I use Day One for journaling. The other day I was checking about another journaling app made by an indie dev. It looks nicer, feels faster, and has some better features, and I'm assuming uses CloudKit to sync data. But it's missing an API. I use IFTTT to automatically record some things in Day One for me. I really like that about Day One. It's more than an app and I guess more of a service. It is difficult for indie devs to make that experience. As soon as you move away from CloudKit, you're brining on a whole bunch more baggage—servers, databases, privacy policies, and who knows what else. But, using CloudKit doesn't really allow developers to create services.

I think CloudKit is holding back a lot of indie apps. A lot of indie apps use CloudKit. I've used CloudKit. It's not the most simple solution, but it's free, and you don't have to manage servers. It's a pretty good option.

And maybe there's already ways around this. I honestly haven't looked into it much, but I think there's ways to access CloudKit from the web or server? Haven't heard good things about that though...

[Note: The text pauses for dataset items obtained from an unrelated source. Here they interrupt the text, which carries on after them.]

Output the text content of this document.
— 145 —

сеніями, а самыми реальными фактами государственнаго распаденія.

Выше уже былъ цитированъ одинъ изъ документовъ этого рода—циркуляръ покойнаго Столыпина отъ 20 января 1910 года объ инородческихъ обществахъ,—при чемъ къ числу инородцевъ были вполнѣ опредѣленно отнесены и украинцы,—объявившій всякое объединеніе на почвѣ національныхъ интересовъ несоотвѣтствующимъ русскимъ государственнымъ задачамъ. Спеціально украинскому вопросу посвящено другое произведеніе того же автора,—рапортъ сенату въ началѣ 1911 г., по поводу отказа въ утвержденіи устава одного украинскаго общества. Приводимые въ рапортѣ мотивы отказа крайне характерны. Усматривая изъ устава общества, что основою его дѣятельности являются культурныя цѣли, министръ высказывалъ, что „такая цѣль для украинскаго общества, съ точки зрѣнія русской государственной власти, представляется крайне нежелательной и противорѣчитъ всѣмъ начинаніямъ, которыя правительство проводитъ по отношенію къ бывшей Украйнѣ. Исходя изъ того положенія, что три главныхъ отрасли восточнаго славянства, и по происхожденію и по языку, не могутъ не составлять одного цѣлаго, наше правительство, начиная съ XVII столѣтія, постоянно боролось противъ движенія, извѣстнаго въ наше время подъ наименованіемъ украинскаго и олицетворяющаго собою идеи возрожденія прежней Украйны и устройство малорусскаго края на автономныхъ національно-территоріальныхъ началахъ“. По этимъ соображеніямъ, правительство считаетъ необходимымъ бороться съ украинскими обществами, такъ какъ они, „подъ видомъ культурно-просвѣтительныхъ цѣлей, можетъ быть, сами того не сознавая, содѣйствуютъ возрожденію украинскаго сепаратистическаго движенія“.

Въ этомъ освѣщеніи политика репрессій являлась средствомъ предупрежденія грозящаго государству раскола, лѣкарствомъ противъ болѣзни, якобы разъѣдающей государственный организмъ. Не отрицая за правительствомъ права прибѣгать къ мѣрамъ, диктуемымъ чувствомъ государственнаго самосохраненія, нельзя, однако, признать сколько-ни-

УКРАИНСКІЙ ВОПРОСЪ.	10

I think this could be partially mitigated if 3rd party apps could add automation triggers to Shortcuts (e.g., when I post something new in Mastodon, run a Shortcut that saves it to Day One.) That could be cool. But still probably pretty limited. Like could I have Shortcuts constantly checking for updates on an RSS feed? Maybe they could let apps with automation hooks wake up once every 15 mins or something.[1]

Not all apps need to be exposed to the web like I'm talking about, but a lot of the projects I've started could benefit from it. I'm always drawn into CloudKit though and accept the limitations, because one less dependency I have to manage is great, and an entire backend is a pretty big dependency. I'm keeping my eye on other options like PocketBase, which can be extended with your own Go code, but lacks an iOS SDK at the moment. And maybe I should take another look at what Firebase can do these days, but Google...

Like everything, it's a balance. I don't want to spin up a backend for every side project I start, but maybe I need to so I feel less limited?

  1. I suppose I could already do this now. Create a Shortcut to check and RSS feed, store the latest in something like DataJar, and if there's a newer one, parse and save into another app. Then just create 96 automations to run every 15 mins.